I think your friend is missing some of these skills and may have some other, deeper problems. Currently, she is only thinking of herself. She isn't willing to be faithful to her husband and she won't divorce him because it would be hard for *her*. Has she made any attempt to fix what is missing inside herself? Because at some point, when the distraction of the affair wears off, she's still going to be left being her own self, still stuck, because she's putting her energy into outside relationships when she should be focusing on her family.
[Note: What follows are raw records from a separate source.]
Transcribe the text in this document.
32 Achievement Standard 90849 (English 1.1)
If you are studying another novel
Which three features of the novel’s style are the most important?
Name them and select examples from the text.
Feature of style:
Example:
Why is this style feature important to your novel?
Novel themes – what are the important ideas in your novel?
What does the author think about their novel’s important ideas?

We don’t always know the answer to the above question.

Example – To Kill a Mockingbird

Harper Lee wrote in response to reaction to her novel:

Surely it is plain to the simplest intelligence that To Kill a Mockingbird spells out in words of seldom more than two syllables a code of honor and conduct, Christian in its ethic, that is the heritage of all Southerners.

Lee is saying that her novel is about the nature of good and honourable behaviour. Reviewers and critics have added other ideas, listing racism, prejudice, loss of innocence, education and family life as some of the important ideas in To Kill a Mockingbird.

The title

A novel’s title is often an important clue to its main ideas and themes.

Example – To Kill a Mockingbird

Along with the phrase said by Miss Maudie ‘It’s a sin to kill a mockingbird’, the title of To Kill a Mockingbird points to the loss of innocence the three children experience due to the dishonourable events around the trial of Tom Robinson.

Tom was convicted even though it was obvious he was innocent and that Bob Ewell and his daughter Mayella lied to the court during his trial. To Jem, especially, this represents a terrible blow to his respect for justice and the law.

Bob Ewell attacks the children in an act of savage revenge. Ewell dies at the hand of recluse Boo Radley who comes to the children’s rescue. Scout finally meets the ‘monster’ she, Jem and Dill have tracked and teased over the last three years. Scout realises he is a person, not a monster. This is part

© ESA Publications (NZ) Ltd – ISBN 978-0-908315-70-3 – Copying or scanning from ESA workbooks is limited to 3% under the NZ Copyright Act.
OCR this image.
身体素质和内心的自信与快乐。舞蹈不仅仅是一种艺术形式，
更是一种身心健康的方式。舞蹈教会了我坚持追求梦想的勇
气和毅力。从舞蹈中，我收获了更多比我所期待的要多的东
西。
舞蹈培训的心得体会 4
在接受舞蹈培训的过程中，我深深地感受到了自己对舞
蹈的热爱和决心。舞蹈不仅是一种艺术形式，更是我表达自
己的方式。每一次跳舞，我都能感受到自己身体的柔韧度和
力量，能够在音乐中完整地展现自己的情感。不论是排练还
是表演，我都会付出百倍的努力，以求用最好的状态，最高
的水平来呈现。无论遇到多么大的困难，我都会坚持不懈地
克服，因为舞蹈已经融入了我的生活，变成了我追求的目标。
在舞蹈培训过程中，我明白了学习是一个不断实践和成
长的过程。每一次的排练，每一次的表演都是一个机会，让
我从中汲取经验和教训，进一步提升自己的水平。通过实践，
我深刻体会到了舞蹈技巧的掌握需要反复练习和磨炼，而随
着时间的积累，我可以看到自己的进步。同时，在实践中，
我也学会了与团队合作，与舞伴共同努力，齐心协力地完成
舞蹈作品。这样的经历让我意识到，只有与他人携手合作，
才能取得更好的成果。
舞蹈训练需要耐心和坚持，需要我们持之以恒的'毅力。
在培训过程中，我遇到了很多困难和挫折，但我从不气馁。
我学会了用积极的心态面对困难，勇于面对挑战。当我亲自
She doesn't need more friends-- she needs to be honest with herself and her husband about their relationship and what they need to do to improve things. I'm a pretty good, straight-up friend to my friends and I tell them the truth, not what they want to hear. "I think you need to figure out things with your husband and your own self before you engage in another relationship. I know you are enjoying this now, but what do you really think this will come to?" I wouldn't even entertain the idea that the husband also might have a little something on the side as well--- that's a bs way of thinking and deflects responsibility from your friend. I personally have a very low opinion of cheaters... if they are willing to sacrifice a marriage to a man who supports them and works hard all week for a little fun, they will likely throw friends under the bus too. Who wants that sort of drama?
Oh, and listen, you already said that trust is a question mark in this friendship, which makes me think that you need to listen to your own internal compass. I wouldn't maintain a year-long friendship with someone I didn't trust. And if I don't trust you, you don't fall into the friend category. Maybe that's something for you to think about-- why are you so enmeshed and feeling you would be 'abandoning' her, even when she knows that what she is doing is outlying behavior? If I was engaging in activities which made my friends uncomfortable, but I knew this and yet, kept turning to them and making it their business, I wouldn't be surprised if they sort of stopped showing up. I think true friends don't put each other in the position of validating their poor choices.